Abstract

In cognitive radio networks, it is desirable to determine radio spectrum usage in frequency, time, and spatial domains. Spectrum data improves cognitive radio network planning, sensing, routing, and security. Due to cost concerns, spectrum monitors are deployed sparsely in space, spectrum usage at nearby locations can be modeled for use in these applications. Previous work using neural networks for spatial spectrum prediction involved prior knowledge of transmitter locations as input to the models. In practical scenarios, the prior knowledge is not available. Hence, this work considers prediction of the spatial spectrum without knowing the transmitter location information.
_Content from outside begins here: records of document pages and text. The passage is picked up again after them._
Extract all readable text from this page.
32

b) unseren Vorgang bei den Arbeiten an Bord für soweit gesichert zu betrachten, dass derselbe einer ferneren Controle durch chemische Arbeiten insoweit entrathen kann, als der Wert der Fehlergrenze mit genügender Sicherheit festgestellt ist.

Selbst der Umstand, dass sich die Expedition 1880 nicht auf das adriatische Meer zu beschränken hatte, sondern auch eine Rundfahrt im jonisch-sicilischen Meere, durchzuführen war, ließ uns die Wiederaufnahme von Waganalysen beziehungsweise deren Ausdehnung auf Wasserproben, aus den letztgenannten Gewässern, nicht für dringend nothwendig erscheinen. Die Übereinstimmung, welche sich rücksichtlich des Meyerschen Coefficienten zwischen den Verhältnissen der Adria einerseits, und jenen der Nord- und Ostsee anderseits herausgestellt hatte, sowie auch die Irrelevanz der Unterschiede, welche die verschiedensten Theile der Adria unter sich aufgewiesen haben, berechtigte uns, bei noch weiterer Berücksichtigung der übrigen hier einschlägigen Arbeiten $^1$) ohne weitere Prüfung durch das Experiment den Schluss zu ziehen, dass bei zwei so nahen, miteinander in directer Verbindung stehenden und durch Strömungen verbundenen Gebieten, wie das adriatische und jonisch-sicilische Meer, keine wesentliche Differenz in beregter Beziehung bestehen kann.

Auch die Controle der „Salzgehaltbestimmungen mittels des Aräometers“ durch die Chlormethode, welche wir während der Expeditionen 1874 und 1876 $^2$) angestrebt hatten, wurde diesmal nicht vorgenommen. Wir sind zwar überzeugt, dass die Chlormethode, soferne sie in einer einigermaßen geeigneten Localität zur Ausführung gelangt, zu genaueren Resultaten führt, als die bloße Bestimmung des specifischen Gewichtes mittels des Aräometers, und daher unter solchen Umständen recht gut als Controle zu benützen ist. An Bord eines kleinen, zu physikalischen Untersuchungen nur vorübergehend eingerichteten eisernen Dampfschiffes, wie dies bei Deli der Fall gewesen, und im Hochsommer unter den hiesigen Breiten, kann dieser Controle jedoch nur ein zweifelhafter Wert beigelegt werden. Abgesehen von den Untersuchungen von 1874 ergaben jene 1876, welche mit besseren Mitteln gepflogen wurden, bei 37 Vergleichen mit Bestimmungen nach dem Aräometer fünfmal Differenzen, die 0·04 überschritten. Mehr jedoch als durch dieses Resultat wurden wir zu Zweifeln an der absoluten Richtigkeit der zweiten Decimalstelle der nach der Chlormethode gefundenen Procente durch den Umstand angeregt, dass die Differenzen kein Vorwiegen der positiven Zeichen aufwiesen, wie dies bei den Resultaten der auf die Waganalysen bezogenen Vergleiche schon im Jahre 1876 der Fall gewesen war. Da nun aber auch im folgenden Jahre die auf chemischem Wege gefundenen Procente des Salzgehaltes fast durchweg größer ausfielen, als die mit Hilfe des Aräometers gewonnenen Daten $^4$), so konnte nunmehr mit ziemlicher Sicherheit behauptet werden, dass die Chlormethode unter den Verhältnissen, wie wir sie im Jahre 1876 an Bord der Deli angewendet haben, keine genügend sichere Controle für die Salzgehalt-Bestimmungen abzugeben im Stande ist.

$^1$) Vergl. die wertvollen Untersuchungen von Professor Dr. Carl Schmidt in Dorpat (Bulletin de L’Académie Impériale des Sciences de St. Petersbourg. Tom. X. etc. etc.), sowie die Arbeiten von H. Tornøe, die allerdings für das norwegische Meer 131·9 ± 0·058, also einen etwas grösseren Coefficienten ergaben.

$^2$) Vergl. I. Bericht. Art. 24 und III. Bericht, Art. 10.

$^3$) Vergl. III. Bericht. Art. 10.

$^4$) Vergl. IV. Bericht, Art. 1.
The prediction task is achieved by using a specialized recurrent neural network known as Cellular Simultaneous Recurrent Network (CSRN). Our investigation shows the proposed recurrent neural network operates in real-time and is generalized to offer spectrum estimations without further changes to the network, even when a transmitter location is changed. The experiments are conducted in a challenging indoor environment to assess the performance in a practical scenario. Our results suggest the CSRN can learn efficiently to predict signal across an indoor space while transmitters move to different locations. We perform a performance comparison of our proposed technique with an MLP based estimation method. Our analysis further suggests that the CSRN achieves comparable prediction accuracy to that of the MLP based method. The major advantage of the proposed CSRN based method is the ability to perform prediction from new radio configurations without retraining the network, and, hence is more suitable for a real-time practical environment.